BOULDER, Colo. (AP) – In a completely unexpected and ugly flashback to the bad ol’ days for Colorado, the Buffaloes were no match for Nebraska.

Zac Taylor threw for 392 yards and two scores, Cory Ross accounted for 142 yards and a touchdown and the Huskers dominated CU the way they did when Tom Osborne was coach in a 30-3 win Friday.

A few water bottles and other debris rained down from the CU student section in the fourth quarter, forcing officials to stop action and order two sections of Folsom Field emptied for the final 10 minutes of the game. Nobody appeared injured.

Outcoached, outplayed, out-everythinged by Big Red, Colorado (7-4, 5-3 Big 12) lost its second straight game and might have watched its trip to the Big 12 title game go down the drain, too. The loss left the door open for Iowa State, which will earn the spot with a win at Kansas on Saturday.

CU would back into the game against No. 2 Texas if the Cyclones lose. But really, after watching this complete dismantling – an embarrassment not only to the program but to many of the trash-throwing fans, as well – the words “Colorado” and “championship” would look odd together.

It was the Huskers (7-4, 4-4) who looked like title contenders, putting together, by far, the best 60 minutes of coach Bill Callahan’s troubled two-year tenure. They posted their biggest win in the series since a 52-7 blowout in 1992 and gave themselves quite a boost as they head into the bowl season and beyond.

On the first play of its first possession, Colorado got a 45-yard run by Hugh Charles and that was pretty much it. The big run set up a Mason Crosby field goal that gave the Buffs a 3-0 lead. The Huskers answered with a field goal of their own and CU never came close to taking the lead again.

Ross, a Denver kid who wasn’t recruited by Gary Barnett and the Buffs, had 129 yards receiving. His 19-yard TD off a screen pass early in the second gave the Huskers a 10-3 lead. The rest of the game was a combination of Nebraska dominance – the Huskers defense allowed only 212 yards – and CU’s ineptitude.

The Buffs came into the game leading the conference in penalties and will likely stay there after committing 10 more for 105 yards.

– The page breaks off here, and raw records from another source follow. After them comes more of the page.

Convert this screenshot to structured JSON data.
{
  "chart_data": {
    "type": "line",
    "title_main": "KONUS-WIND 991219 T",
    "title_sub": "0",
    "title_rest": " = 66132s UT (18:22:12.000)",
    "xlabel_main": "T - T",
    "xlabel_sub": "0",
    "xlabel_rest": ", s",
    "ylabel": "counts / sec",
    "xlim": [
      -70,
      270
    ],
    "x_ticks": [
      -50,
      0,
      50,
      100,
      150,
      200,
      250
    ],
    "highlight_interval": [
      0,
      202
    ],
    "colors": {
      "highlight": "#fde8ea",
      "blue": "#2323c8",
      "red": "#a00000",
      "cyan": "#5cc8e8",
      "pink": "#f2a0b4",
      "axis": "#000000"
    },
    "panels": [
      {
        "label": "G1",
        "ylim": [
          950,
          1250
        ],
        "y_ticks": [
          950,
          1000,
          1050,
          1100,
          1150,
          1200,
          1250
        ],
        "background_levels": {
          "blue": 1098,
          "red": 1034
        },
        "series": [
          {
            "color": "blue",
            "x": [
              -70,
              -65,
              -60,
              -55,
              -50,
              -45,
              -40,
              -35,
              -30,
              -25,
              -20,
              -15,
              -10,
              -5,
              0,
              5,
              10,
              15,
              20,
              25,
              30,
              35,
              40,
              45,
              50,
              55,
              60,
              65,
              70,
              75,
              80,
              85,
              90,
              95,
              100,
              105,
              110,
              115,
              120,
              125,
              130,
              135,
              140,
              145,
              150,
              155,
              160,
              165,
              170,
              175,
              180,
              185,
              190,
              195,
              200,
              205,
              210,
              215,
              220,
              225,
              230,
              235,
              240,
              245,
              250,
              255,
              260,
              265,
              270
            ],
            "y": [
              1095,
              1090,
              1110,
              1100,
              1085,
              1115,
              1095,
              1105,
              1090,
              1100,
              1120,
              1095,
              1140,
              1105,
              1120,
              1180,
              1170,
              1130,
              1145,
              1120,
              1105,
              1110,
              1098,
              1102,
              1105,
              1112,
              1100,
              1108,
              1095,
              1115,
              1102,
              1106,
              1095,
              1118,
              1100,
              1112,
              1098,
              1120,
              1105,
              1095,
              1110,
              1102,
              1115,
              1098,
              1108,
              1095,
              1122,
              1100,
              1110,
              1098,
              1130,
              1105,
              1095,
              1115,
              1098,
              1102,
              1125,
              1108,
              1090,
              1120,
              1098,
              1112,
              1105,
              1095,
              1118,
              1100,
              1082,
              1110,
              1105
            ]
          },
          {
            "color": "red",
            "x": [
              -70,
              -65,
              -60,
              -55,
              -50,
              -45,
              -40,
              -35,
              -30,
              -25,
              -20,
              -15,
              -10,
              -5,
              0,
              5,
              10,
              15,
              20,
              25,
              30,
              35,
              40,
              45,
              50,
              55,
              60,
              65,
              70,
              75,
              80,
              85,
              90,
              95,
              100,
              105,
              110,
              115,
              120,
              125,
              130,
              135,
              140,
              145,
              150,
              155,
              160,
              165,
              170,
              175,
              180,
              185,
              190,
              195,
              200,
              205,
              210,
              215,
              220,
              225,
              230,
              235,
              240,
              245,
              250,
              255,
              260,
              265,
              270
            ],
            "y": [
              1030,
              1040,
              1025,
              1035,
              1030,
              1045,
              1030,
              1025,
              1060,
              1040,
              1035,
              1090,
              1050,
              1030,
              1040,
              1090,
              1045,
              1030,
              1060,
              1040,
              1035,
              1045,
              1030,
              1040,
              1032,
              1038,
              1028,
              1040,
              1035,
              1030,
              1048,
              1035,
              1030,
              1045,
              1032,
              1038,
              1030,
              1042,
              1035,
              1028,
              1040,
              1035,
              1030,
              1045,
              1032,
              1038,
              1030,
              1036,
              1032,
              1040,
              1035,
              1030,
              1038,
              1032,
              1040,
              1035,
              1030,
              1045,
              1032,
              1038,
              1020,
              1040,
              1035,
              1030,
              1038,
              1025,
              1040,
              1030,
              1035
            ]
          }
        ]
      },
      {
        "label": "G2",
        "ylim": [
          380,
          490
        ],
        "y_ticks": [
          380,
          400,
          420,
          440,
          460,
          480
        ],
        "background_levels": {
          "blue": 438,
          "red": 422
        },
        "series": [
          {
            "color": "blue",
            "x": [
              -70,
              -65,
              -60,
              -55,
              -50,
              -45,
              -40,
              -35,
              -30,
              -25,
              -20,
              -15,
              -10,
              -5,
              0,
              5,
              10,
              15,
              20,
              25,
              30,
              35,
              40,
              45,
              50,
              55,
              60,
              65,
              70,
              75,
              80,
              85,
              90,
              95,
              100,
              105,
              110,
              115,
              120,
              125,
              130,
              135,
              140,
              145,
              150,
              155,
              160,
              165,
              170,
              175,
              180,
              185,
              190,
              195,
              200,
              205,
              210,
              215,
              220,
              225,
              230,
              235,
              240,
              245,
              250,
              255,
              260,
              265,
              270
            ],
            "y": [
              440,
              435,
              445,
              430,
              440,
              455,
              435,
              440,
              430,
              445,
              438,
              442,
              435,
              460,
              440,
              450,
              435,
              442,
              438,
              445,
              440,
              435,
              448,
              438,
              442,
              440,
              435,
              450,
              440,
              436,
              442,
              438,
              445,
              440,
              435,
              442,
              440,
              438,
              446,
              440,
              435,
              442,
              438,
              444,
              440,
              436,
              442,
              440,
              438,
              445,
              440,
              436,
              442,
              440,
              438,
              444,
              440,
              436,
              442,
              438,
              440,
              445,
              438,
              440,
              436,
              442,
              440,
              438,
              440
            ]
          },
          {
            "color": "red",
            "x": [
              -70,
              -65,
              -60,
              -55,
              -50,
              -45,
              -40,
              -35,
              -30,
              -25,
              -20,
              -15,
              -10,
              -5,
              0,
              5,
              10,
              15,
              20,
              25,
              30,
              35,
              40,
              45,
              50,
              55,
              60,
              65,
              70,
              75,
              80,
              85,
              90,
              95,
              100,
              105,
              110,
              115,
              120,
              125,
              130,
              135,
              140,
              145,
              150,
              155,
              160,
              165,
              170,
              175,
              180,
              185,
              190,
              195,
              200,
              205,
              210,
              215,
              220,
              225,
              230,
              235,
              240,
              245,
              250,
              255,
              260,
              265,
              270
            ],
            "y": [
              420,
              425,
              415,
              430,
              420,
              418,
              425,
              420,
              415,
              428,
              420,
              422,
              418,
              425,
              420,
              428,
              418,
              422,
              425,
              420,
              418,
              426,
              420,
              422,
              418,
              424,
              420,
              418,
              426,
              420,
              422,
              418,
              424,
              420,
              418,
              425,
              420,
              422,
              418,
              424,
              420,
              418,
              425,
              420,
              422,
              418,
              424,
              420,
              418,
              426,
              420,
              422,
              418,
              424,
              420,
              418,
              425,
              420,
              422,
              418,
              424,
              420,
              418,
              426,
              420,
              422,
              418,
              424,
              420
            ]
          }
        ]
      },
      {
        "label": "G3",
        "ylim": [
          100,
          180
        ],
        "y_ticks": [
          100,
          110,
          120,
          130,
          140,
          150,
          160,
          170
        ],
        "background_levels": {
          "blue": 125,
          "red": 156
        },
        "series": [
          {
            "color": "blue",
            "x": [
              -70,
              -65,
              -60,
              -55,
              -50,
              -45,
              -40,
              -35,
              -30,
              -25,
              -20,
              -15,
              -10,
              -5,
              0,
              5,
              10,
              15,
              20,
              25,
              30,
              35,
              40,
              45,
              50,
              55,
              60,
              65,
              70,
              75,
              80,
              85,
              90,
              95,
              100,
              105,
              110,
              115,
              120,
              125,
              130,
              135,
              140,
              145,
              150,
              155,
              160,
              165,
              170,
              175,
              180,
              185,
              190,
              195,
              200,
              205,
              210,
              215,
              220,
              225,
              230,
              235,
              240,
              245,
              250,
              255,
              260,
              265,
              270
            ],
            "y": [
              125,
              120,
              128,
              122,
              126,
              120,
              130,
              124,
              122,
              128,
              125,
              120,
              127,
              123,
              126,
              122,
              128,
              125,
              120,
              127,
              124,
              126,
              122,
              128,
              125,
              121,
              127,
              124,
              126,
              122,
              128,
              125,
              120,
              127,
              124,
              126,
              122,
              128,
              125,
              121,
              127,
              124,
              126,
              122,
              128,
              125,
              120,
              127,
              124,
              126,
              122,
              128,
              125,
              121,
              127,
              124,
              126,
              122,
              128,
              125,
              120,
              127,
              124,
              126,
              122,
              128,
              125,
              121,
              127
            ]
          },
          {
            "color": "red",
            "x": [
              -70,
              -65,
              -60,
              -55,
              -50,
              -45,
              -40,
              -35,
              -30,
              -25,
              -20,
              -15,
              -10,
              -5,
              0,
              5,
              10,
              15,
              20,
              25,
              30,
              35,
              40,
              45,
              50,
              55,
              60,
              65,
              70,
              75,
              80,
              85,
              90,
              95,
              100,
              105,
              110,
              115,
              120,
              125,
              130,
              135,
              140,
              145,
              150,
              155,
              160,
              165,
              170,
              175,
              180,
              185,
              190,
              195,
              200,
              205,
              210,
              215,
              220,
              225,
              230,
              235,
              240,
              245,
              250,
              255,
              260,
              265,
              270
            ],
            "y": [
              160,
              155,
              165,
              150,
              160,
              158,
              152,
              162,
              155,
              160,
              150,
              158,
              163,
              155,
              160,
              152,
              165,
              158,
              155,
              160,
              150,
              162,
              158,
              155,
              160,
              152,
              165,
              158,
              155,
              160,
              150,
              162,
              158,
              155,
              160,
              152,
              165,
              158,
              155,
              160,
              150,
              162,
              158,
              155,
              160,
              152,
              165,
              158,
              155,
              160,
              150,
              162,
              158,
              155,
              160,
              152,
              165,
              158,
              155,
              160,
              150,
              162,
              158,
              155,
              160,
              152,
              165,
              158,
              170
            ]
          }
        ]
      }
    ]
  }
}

They kept Nebraska’s second touchdown drive alive when, after Taylor called timeout, Huskers center Kurt Mann snapped the ball anyway, which compelled CU linebacker Alex Ligon to slam Taylor to the ground and draw a 15-yard penalty on third-and-10.

Nebraska’s next drive started at midfield thanks to a 15-yard penalty on CU’s Terry Washington for tackling punt returner Cortney Grixby while the ball was still in the air. The CU punt team got bamboozled by Nebraska’s formations twice, drawing penalties each time.

Early in the fourth quarter, with Nebraska leading 27-3, debris started flowing onto the field while the loyal fans in the Nebraska section chanted “Go Big Red, Go Big Red.” Just like old times.

It harkened back to the days when the Huskers took CU for granted and when a Buffs win in a matchup only they considered a rivalry could make their season.

It could have this year, too.

The Buffs were shooting for their fourth trip to the title game in five years. They were an unheard-of, 14-point favorite and Barnett was trying to improve to 4-3 against Nebraska and become the first CU coach in a generation to be able to say he won more than he lost against Big Red.

Now, that’s out the window and much figures to be made of the fact that Barnett has only a year left on his contract with an extension still unsigned.

Nebraska, meanwhile, will sing a different tune.

Led by sacks by Titus Adams, Le Kevin Smith and Barry Cryer, the Huskers confused normally unflappable quarterback Joel Klatt. He went 20-for-40 for 159 yards and an interception.

An embarrassing season that included their first loss to Kansas in 36 years now looks much better for the Huskers. Their bowl destination certainly improved and a program that is already thought to be putting in place a great recruiting class surely wasn’t hurt with this performance in front of a national audience on the day after Thanksgiving.